My life as a cell-phone holdout

For the last two decades, I have spent 83% of my waking hours enjoying the freedom of not owning a cellphone, 5% feeling smug about it, 2% in situations in which a phone would have been awfully convenient and 10% fielding incredulous questions. The first is always: How do you do your job? (I’m not the junior blacksmith at the Renaissance Faire; I’m a managing director at a private-equity firm.) I explain that my colleagues are very tolerant, the firm provides me with all of the latest communication tools (computer, telephone, Post-its) right at my desk, and accomplishing my daily tasks without a smartphone is not beyond human capability. Indeed, people lived this way back at the Dawn of Civilization, circa 1992…
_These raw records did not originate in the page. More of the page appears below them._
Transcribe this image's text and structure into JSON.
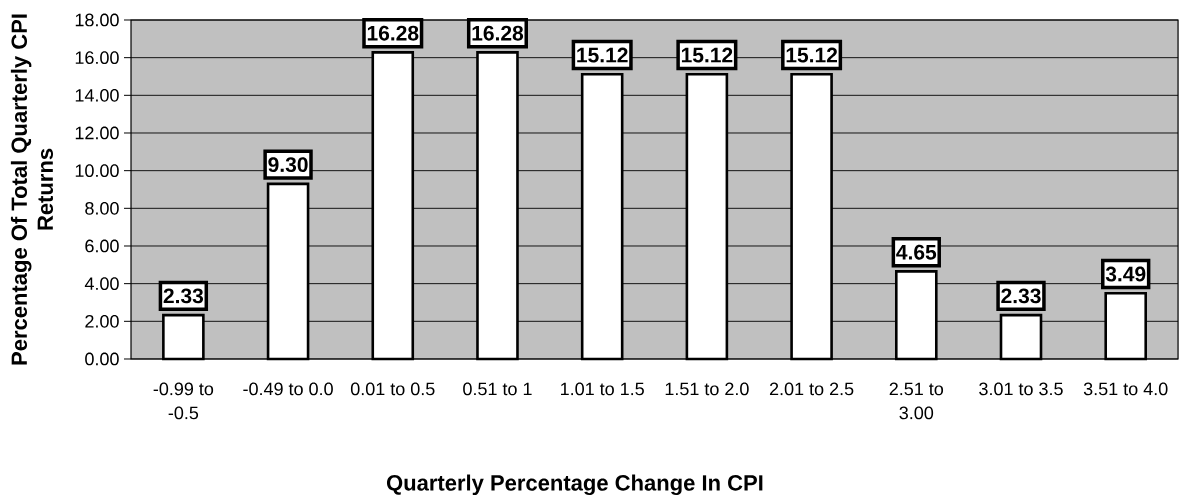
{
  "chart_data": {
    "type": "bar",
    "xlabel": "Quarterly Percentage Change In CPI",
    "ylabel": "Percentage Of Total Quarterly CPI Returns",
    "categories": [
      "-0.99 to -0.5",
      "-0.49 to 0.0",
      "0.01 to 0.5",
      "0.51 to 1",
      "1.01 to 1.5",
      "1.51 to 2.0",
      "2.01 to 2.5",
      "2.51 to 3.00",
      "3.01 to 3.5",
      "3.51 to 4.0"
    ],
    "values": [
      2.33,
      9.3,
      16.28,
      16.28,
      15.12,
      15.12,
      15.12,
      4.65,
      2.33,
      3.49
    ],
    "value_labels": [
      "2.33",
      "9.30",
      "16.28",
      "16.28",
      "15.12",
      "15.12",
      "15.12",
      "4.65",
      "2.33",
      "3.49"
    ],
    "color": "#ffffff",
    "ylim": [
      0,
      18
    ],
    "yticks": [
      {
        "value": 0,
        "label": "0.00"
      },
      {
        "value": 2,
        "label": "2.00"
      },
      {
        "value": 4,
        "label": "4.00"
      },
      {
        "value": 6,
        "label": "6.00"
      },
      {
        "value": 8,
        "label": "8.00"
      },
      {
        "value": 10,
        "label": "10.00"
      },
      {
        "value": 12,
        "label": "12.00"
      },
      {
        "value": 14,
        "label": "14.00"
      },
      {
        "value": 16,
        "label": "16.00"
      },
      {
        "value": 18,
        "label": "18.00"
      }
    ],
    "grid": "y"
  }
}
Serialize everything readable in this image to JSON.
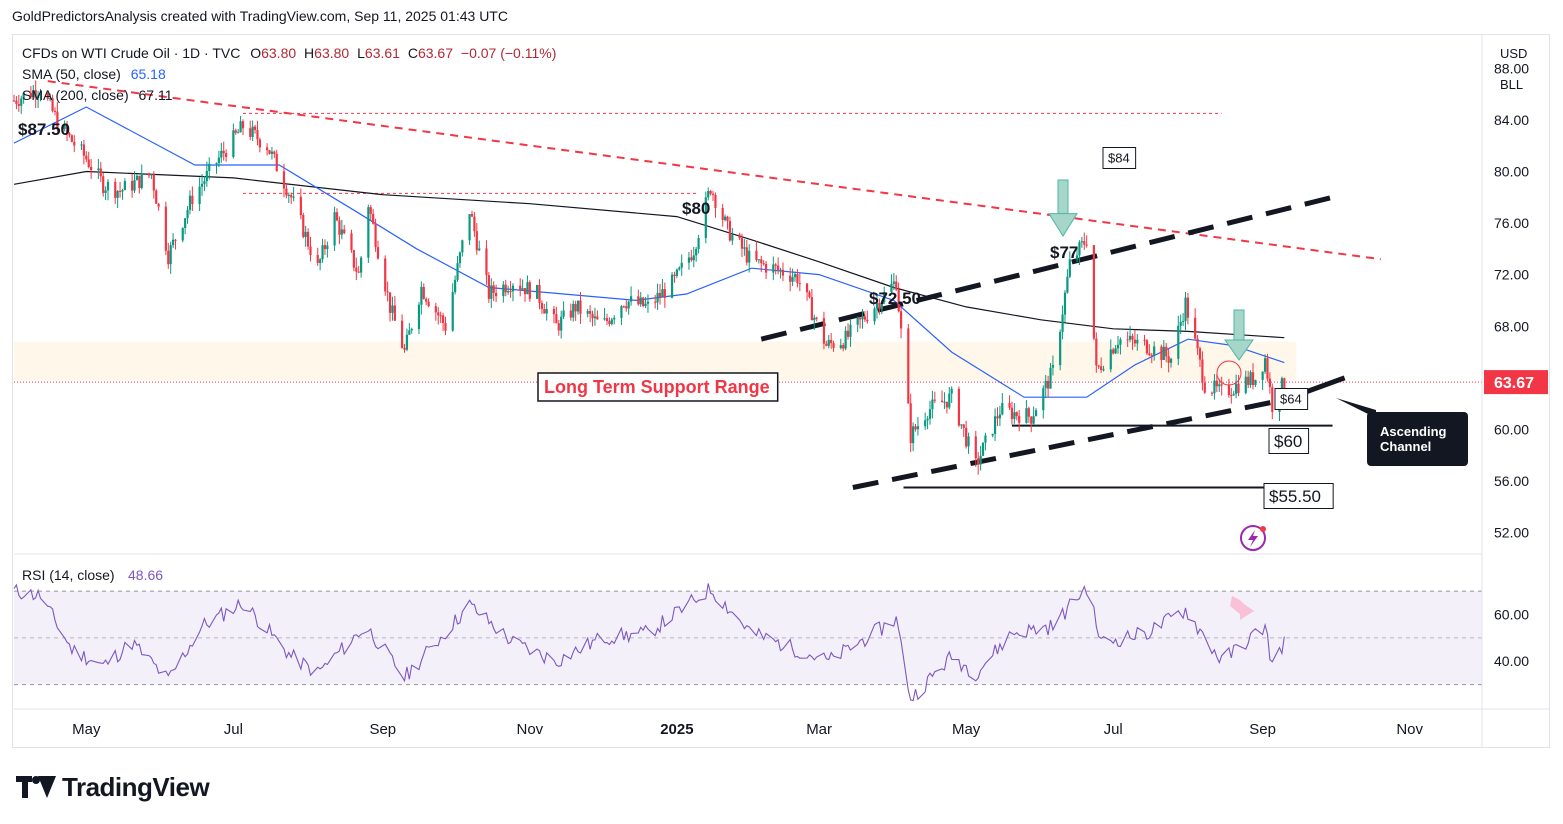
{
  "header": {
    "attribution": "GoldPredictorsAnalysis created with TradingView.com, Sep 11, 2025 01:43 UTC"
  },
  "legend": {
    "symbol": "CFDs on WTI Crude Oil · 1D · TVC",
    "o_label": "O",
    "o_value": "63.80",
    "h_label": "H",
    "h_value": "63.80",
    "l_label": "L",
    "l_value": "63.61",
    "c_label": "C",
    "c_value": "63.67",
    "change": "−0.07 (−0.11%)",
    "sma50_label": "SMA (50, close)",
    "sma50_value": "65.18",
    "sma200_label": "SMA (200, close)",
    "sma200_value": "67.11"
  },
  "currency": "USD",
  "unit": "BLL",
  "rsi_legend": {
    "label": "RSI (14, close)",
    "value": "48.66"
  },
  "brand": "TradingView",
  "colors": {
    "up": "#089981",
    "down": "#f23645",
    "sma50": "#2962ff",
    "sma200": "#131722",
    "rsi": "#7e57c2",
    "resistance": "#f23645",
    "price_tag": "#f23645"
  },
  "chart_data": {
    "type": "candlestick",
    "x_start": "2024-04-01",
    "x_end": "2025-12-01",
    "x_ticks": [
      {
        "label": "May",
        "date": "2024-05-01"
      },
      {
        "label": "Jul",
        "date": "2024-07-01"
      },
      {
        "label": "Sep",
        "date": "2024-09-01"
      },
      {
        "label": "Nov",
        "date": "2024-11-01"
      },
      {
        "label": "2025",
        "date": "2025-01-01"
      },
      {
        "label": "Mar",
        "date": "2025-03-01"
      },
      {
        "label": "May",
        "date": "2025-05-01"
      },
      {
        "label": "Jul",
        "date": "2025-07-01"
      },
      {
        "label": "Sep",
        "date": "2025-09-01"
      },
      {
        "label": "Nov",
        "date": "2025-11-01"
      }
    ],
    "y_ticks": [
      "88.00",
      "84.00",
      "80.00",
      "76.00",
      "72.00",
      "68.00",
      "64.00",
      "60.00",
      "56.00",
      "52.00"
    ],
    "ylim": [
      50.5,
      90.5
    ],
    "last_price": "63.67",
    "price_path": [
      [
        "2024-04-01",
        85.5
      ],
      [
        "2024-04-12",
        86.5
      ],
      [
        "2024-04-20",
        83.5
      ],
      [
        "2024-05-01",
        81.0
      ],
      [
        "2024-05-08",
        79.0
      ],
      [
        "2024-05-15",
        78.5
      ],
      [
        "2024-05-28",
        79.8
      ],
      [
        "2024-06-04",
        73.5
      ],
      [
        "2024-06-14",
        78.0
      ],
      [
        "2024-06-25",
        81.0
      ],
      [
        "2024-07-05",
        83.5
      ],
      [
        "2024-07-15",
        82.0
      ],
      [
        "2024-07-25",
        78.0
      ],
      [
        "2024-08-05",
        72.5
      ],
      [
        "2024-08-12",
        76.5
      ],
      [
        "2024-08-22",
        72.0
      ],
      [
        "2024-08-26",
        77.5
      ],
      [
        "2024-09-04",
        69.5
      ],
      [
        "2024-09-10",
        66.0
      ],
      [
        "2024-09-17",
        71.0
      ],
      [
        "2024-09-27",
        68.0
      ],
      [
        "2024-10-07",
        77.0
      ],
      [
        "2024-10-15",
        70.5
      ],
      [
        "2024-10-25",
        71.5
      ],
      [
        "2024-11-04",
        70.5
      ],
      [
        "2024-11-12",
        68.0
      ],
      [
        "2024-11-20",
        69.5
      ],
      [
        "2024-12-01",
        68.0
      ],
      [
        "2024-12-10",
        70.0
      ],
      [
        "2024-12-20",
        69.5
      ],
      [
        "2024-12-31",
        71.5
      ],
      [
        "2025-01-08",
        74.0
      ],
      [
        "2025-01-15",
        78.8
      ],
      [
        "2025-01-22",
        75.5
      ],
      [
        "2025-02-01",
        73.0
      ],
      [
        "2025-02-10",
        72.5
      ],
      [
        "2025-02-20",
        71.8
      ],
      [
        "2025-03-04",
        66.5
      ],
      [
        "2025-03-12",
        67.0
      ],
      [
        "2025-03-25",
        69.8
      ],
      [
        "2025-04-02",
        71.5
      ],
      [
        "2025-04-08",
        59.5
      ],
      [
        "2025-04-15",
        61.5
      ],
      [
        "2025-04-25",
        62.5
      ],
      [
        "2025-05-05",
        57.2
      ],
      [
        "2025-05-15",
        61.5
      ],
      [
        "2025-05-28",
        61.0
      ],
      [
        "2025-06-06",
        64.5
      ],
      [
        "2025-06-13",
        72.8
      ],
      [
        "2025-06-20",
        74.8
      ],
      [
        "2025-06-24",
        64.5
      ],
      [
        "2025-07-03",
        67.0
      ],
      [
        "2025-07-15",
        66.5
      ],
      [
        "2025-07-25",
        65.5
      ],
      [
        "2025-07-31",
        69.8
      ],
      [
        "2025-08-08",
        63.5
      ],
      [
        "2025-08-15",
        62.8
      ],
      [
        "2025-08-22",
        63.5
      ],
      [
        "2025-08-29",
        64.0
      ],
      [
        "2025-09-02",
        65.5
      ],
      [
        "2025-09-05",
        61.9
      ],
      [
        "2025-09-10",
        63.67
      ]
    ],
    "series": [
      {
        "name": "SMA (50, close)",
        "points": [
          [
            "2024-04-01",
            82.2
          ],
          [
            "2024-05-01",
            85.0
          ],
          [
            "2024-06-15",
            80.5
          ],
          [
            "2024-07-20",
            80.5
          ],
          [
            "2024-08-20",
            77.0
          ],
          [
            "2024-09-15",
            74.0
          ],
          [
            "2024-10-15",
            71.0
          ],
          [
            "2024-11-15",
            70.5
          ],
          [
            "2024-12-15",
            70.0
          ],
          [
            "2025-01-05",
            70.5
          ],
          [
            "2025-02-01",
            72.5
          ],
          [
            "2025-03-01",
            72.0
          ],
          [
            "2025-04-01",
            70.0
          ],
          [
            "2025-04-25",
            66.0
          ],
          [
            "2025-05-25",
            62.5
          ],
          [
            "2025-06-20",
            62.5
          ],
          [
            "2025-07-10",
            65.0
          ],
          [
            "2025-08-01",
            67.0
          ],
          [
            "2025-08-20",
            66.5
          ],
          [
            "2025-09-10",
            65.18
          ]
        ]
      },
      {
        "name": "SMA (200, close)",
        "points": [
          [
            "2024-04-01",
            79.0
          ],
          [
            "2024-05-01",
            80.0
          ],
          [
            "2024-07-01",
            79.5
          ],
          [
            "2024-09-01",
            78.2
          ],
          [
            "2024-11-01",
            77.5
          ],
          [
            "2025-01-01",
            76.5
          ],
          [
            "2025-02-01",
            74.7
          ],
          [
            "2025-03-01",
            73.0
          ],
          [
            "2025-04-01",
            71.0
          ],
          [
            "2025-05-01",
            69.5
          ],
          [
            "2025-06-01",
            68.5
          ],
          [
            "2025-07-01",
            67.8
          ],
          [
            "2025-08-01",
            67.6
          ],
          [
            "2025-09-10",
            67.11
          ]
        ]
      }
    ],
    "rsi": {
      "name": "RSI (14, close)",
      "y_ticks": [
        "60.00",
        "40.00"
      ],
      "upper_band": 70,
      "mid": 50,
      "lower_band": 30,
      "points": [
        [
          "2024-04-01",
          70.0
        ],
        [
          "2024-04-12",
          68.0
        ],
        [
          "2024-04-25",
          45.0
        ],
        [
          "2024-05-08",
          38.0
        ],
        [
          "2024-05-20",
          48.0
        ],
        [
          "2024-06-04",
          32.0
        ],
        [
          "2024-06-18",
          55.0
        ],
        [
          "2024-07-05",
          65.0
        ],
        [
          "2024-07-25",
          42.0
        ],
        [
          "2024-08-05",
          35.0
        ],
        [
          "2024-08-25",
          55.0
        ],
        [
          "2024-09-10",
          33.0
        ],
        [
          "2024-10-07",
          64.0
        ],
        [
          "2024-10-25",
          48.0
        ],
        [
          "2024-11-12",
          40.0
        ],
        [
          "2024-12-01",
          50.0
        ],
        [
          "2024-12-20",
          52.0
        ],
        [
          "2025-01-15",
          71.0
        ],
        [
          "2025-02-01",
          52.0
        ],
        [
          "2025-03-05",
          40.0
        ],
        [
          "2025-04-02",
          58.0
        ],
        [
          "2025-04-08",
          24.0
        ],
        [
          "2025-04-25",
          42.0
        ],
        [
          "2025-05-05",
          35.0
        ],
        [
          "2025-05-20",
          52.0
        ],
        [
          "2025-06-06",
          55.0
        ],
        [
          "2025-06-20",
          72.0
        ],
        [
          "2025-06-26",
          48.0
        ],
        [
          "2025-07-15",
          52.0
        ],
        [
          "2025-07-31",
          62.0
        ],
        [
          "2025-08-15",
          40.0
        ],
        [
          "2025-09-02",
          55.0
        ],
        [
          "2025-09-05",
          38.0
        ],
        [
          "2025-09-10",
          48.66
        ]
      ]
    },
    "annotations": {
      "high_label": "$87.50",
      "label_80": "$80",
      "label_77": "$77",
      "label_7250": "$72.50",
      "box_84": "$84",
      "box_64": "$64",
      "box_60": "$60",
      "box_5550": "$55.50",
      "support_range": "Long Term Support Range",
      "callout": "Ascending Channel",
      "support_range_low": 63.8,
      "support_range_high": 66.8,
      "resistance_line": [
        [
          "2024-04-15",
          87.0
        ],
        [
          "2025-10-20",
          73.2
        ]
      ],
      "level_84": [
        [
          "2024-07-05",
          84.5
        ],
        [
          "2025-08-15",
          84.5
        ]
      ],
      "level_78": [
        [
          "2024-07-05",
          78.3
        ],
        [
          "2025-01-10",
          78.3
        ]
      ],
      "level_60": [
        [
          "2025-05-20",
          60.3
        ],
        [
          "2025-09-30",
          60.3
        ]
      ],
      "level_5550": [
        [
          "2025-04-05",
          55.5
        ],
        [
          "2025-09-30",
          55.5
        ]
      ],
      "channel_lower": [
        [
          "2025-03-15",
          55.5
        ],
        [
          "2025-09-10",
          62.3
        ]
      ],
      "channel_upper": [
        [
          "2025-02-05",
          67.0
        ],
        [
          "2025-09-30",
          78.0
        ]
      ],
      "channel_lower_ext": [
        [
          "2025-09-10",
          62.3
        ],
        [
          "2025-10-05",
          64.0
        ]
      ]
    }
  }
}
I know that cellphones have their uses. But it was hardly a difficult choice to sacrifice their utility in an attempt to make more room for thought. I don’t walk around most days musing about ways to “live deep and suck out all the marrow of life.” I walk around most likely musing about sandwiches. But I cannot help but dwell on Thoreau’s most famous words as both a hope and a warning: “I went to the woods because I wished to live deliberately, to front only the essential facts of life, and see if I could not learn what I had to teach, and not, when I came to die, discover that I had not lived.”

I hope that I have a few more years left before I come to die, but I have gotten incalculable pleasure from not owning a cellphone, even if I never did make it, as Thoreau did, to the woods. But in a few weeks, I will buy a phone. I am scared. I am afraid of losing a small part of my identity, goodbye to No-Phone Gary, cousin to Dial-Up Dave, wherever you are. I’m afraid of becoming rude, of placing my phone faceup on a restaurant table, or playing “Words with Friends” at a funeral because the deceased did, after all, like words and have friends.